My father (left) and his parents and sister.
My father (left) and his parents and sister.
Their separate experiences as Filipino immigrants never changed how much they valued their culture, but being in America meant putting effort into being American. Moving to the suburbs was the final cut of the invisible string connecting them to an endless network of Filipinos.
Since moving back to Chicago, I’ve had the pleasure of falling in love with the same beautiful diversity my parents did. Strangely, a part of me has felt this other stubborn tug, a throbbing pull and nostalgic feeling for a place I’ve never been.
The Rizal Center was the setting of my parents’ earliest memories of the Filipino community in Chicago. This thriving, lively representation of what I think it means to be Filipino is named after Dr. Jose P. Rizal, a national Filipino hero who inspired the Philippine Revolution against Spain through his writings. The center was forced to close in 2017-2022 as the Filipino community dispersed outside the city.
In 2023, the Rizal Center reopened their doors. This is where I met Jerry Clarito, the chairman of the board for the Filipino American Council Greater Chicago. Clarito immigrated to the U.S. when he was 30 and has established himself as an authority figure in the Chicagoland Filipino community.
Our conversation began a bit disconnected as we dissected the Filipino community and culture. I was looking for a clear definition of what being Filipino means, but Clarito explained that culture is not static.

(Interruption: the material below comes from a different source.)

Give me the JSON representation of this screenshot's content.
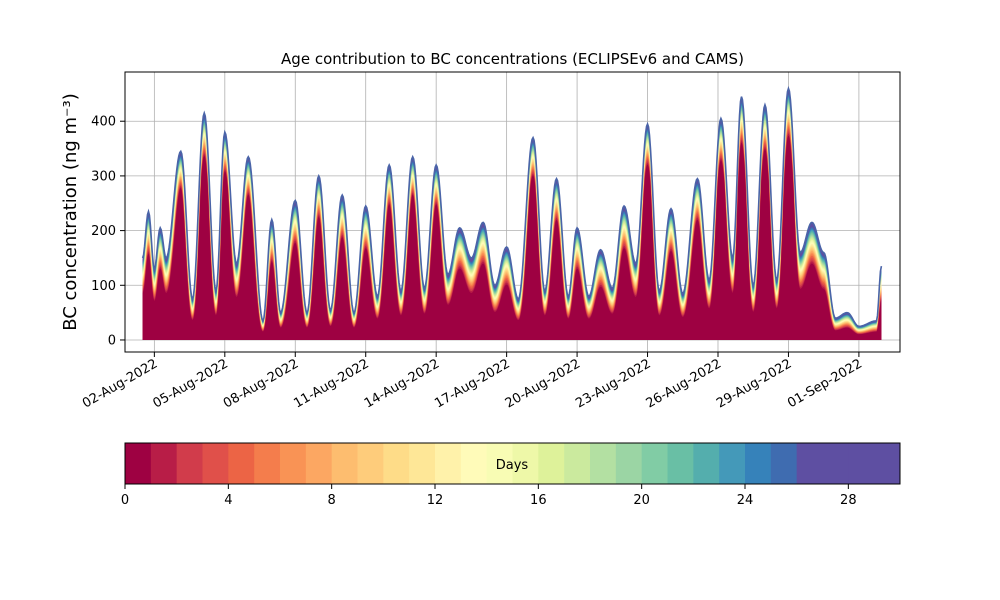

The beauty of our culture is embracing diversity, he said. I learned from him that the Philippines is its own melting pot of cultures and traditions.
We noticed this new wave of first-generation, American-born Filipinos trying to reconnect with their roots and going through an identity crisis similar to mine. He declared that it cannot be up to the Filipino immigrants to tell us what our culture is. It is our responsibility to find it and define it.

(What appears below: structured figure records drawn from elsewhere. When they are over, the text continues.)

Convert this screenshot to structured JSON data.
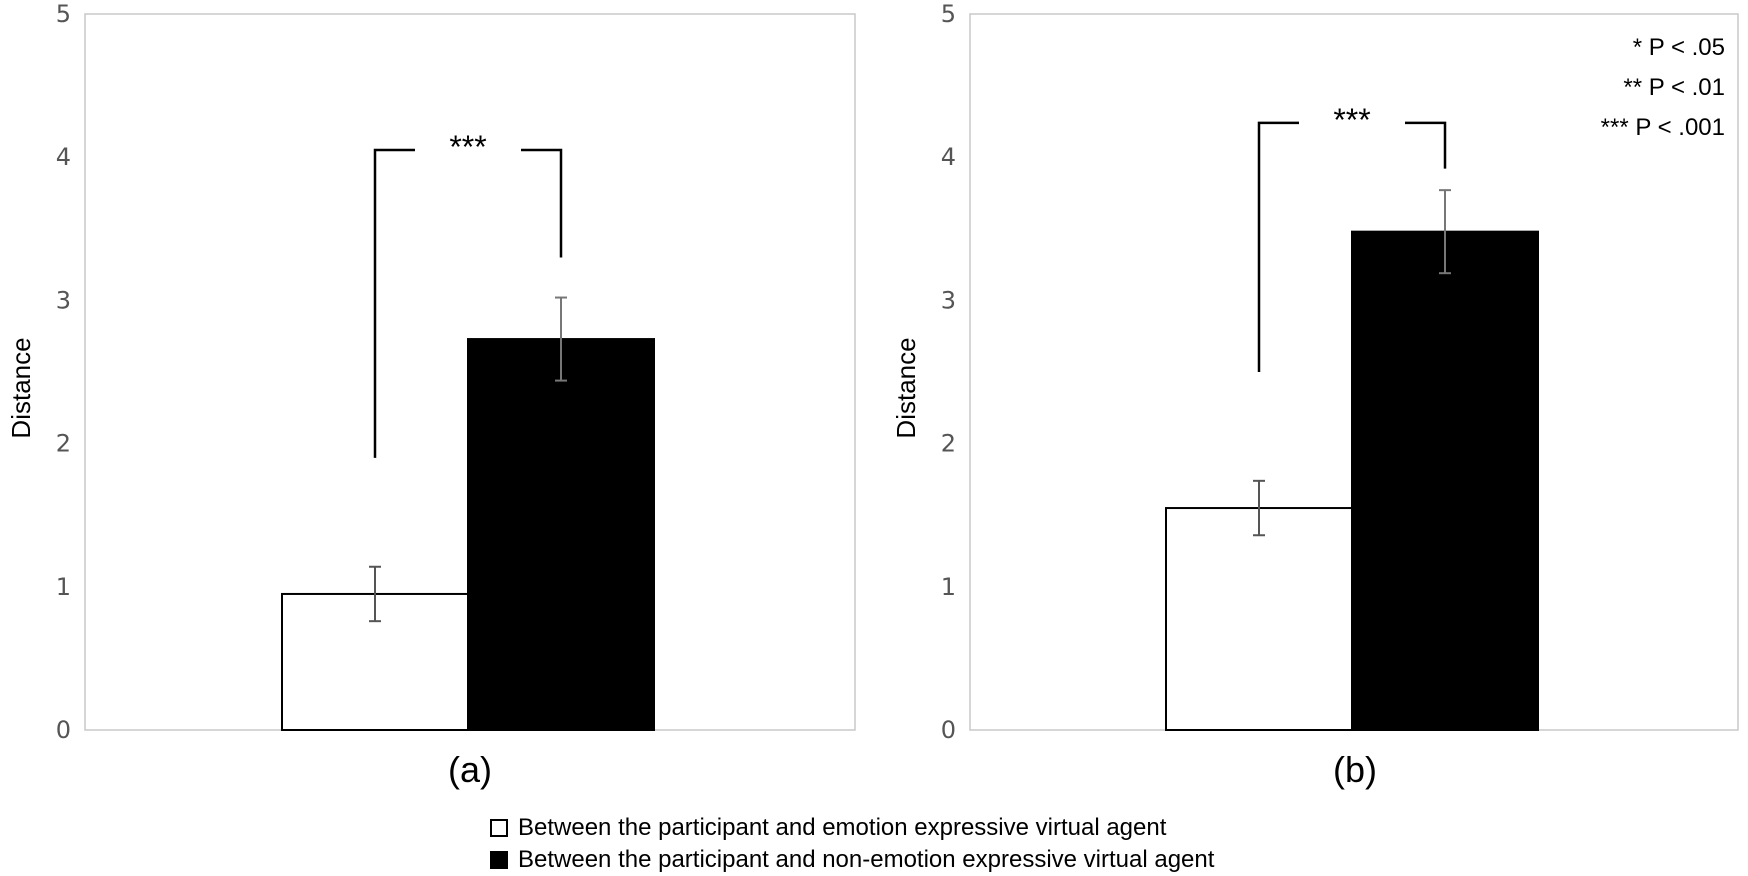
{
  "chart_data": [
    {
      "type": "bar",
      "panel_label": "(a)",
      "ylabel": "Distance",
      "ylim": [
        0,
        5
      ],
      "yticks": [
        "0",
        "1",
        "2",
        "3",
        "4",
        "5"
      ],
      "series": [
        {
          "name": "Between the participant and emotion expressive virtual agent",
          "value": 0.95,
          "error": 0.19,
          "color": "#ffffff"
        },
        {
          "name": "Between the participant and non-emotion expressive virtual agent",
          "value": 2.73,
          "error": 0.29,
          "color": "#000000"
        }
      ],
      "significance": {
        "label": "***",
        "left_end": 1.9,
        "right_end": 3.3,
        "top": 4.05
      },
      "grid": false
    },
    {
      "type": "bar",
      "panel_label": "(b)",
      "ylabel": "Distance",
      "ylim": [
        0,
        5
      ],
      "yticks": [
        "0",
        "1",
        "2",
        "3",
        "4",
        "5"
      ],
      "series": [
        {
          "name": "Between the participant and emotion expressive virtual agent",
          "value": 1.55,
          "error": 0.19,
          "color": "#ffffff"
        },
        {
          "name": "Between the participant and non-emotion expressive virtual agent",
          "value": 3.48,
          "error": 0.29,
          "color": "#000000"
        }
      ],
      "significance": {
        "label": "***",
        "left_end": 2.5,
        "right_end": 3.92,
        "top": 4.24
      },
      "p_notes": [
        "* P < .05",
        "** P < .01",
        "*** P < .001"
      ],
      "grid": false
    }
  ],
  "legend": {
    "items": [
      {
        "label": "Between the participant and emotion expressive virtual agent",
        "color": "#ffffff"
      },
      {
        "label": "Between the participant and non-emotion expressive virtual agent",
        "color": "#000000"
      }
    ]
  }
}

“If you want to find who you are, find your inner self. Your inner self will say ‘I’m this human being,’ first. American or Filipino, they are just labels. It’s just because you were born here that you are called American,” Clarito said. “Then you attach ‘I’m Filipino American,’ because you also honor who you are. Because you know you are Filipino. You have the blood of the Filipino, and I think that’s powerful.”
I am part of this wave of first-generation Fil-Ams who are learning what it means to be the first to truly grow up in America. Filipino-American culture is being created as we speak, by a generation that has to decide what it means to start our culture in a new world.
Our parents and grandparents paved the way for a new life in America. They embraced diversity and taught their children the beauty of it. My parents were part of a wave of immigrants whose culture was stifled by the pressure of assimilating into America. This also allowed them to embrace and learn about other cultures. My grandparent’s generation were the risk-takers who took their culture to a new home and hoped it would thrive.
The answer I was looking for was something concrete. I wanted someone to tell me how to be Filipino.
In the past few months, I’ve tried to make an effort to be more comfortable with my identity. I spent late nights at the Mahjong table with my Titas and Titos. My sister and I watched teleseryes of my mom’s favorite love teams. I downloaded an app to learn Tagalog and learned how to cook my favorite Filipino dishes.
All of this was in the hope that I could restore something in myself. I realized that I was looking for something that was never lost. I am utterly Filipino American, in every way that matters to me.
This story is dedicated to every person who I call family. Thank you for being my support system as I navigate the real world and find out who I really am.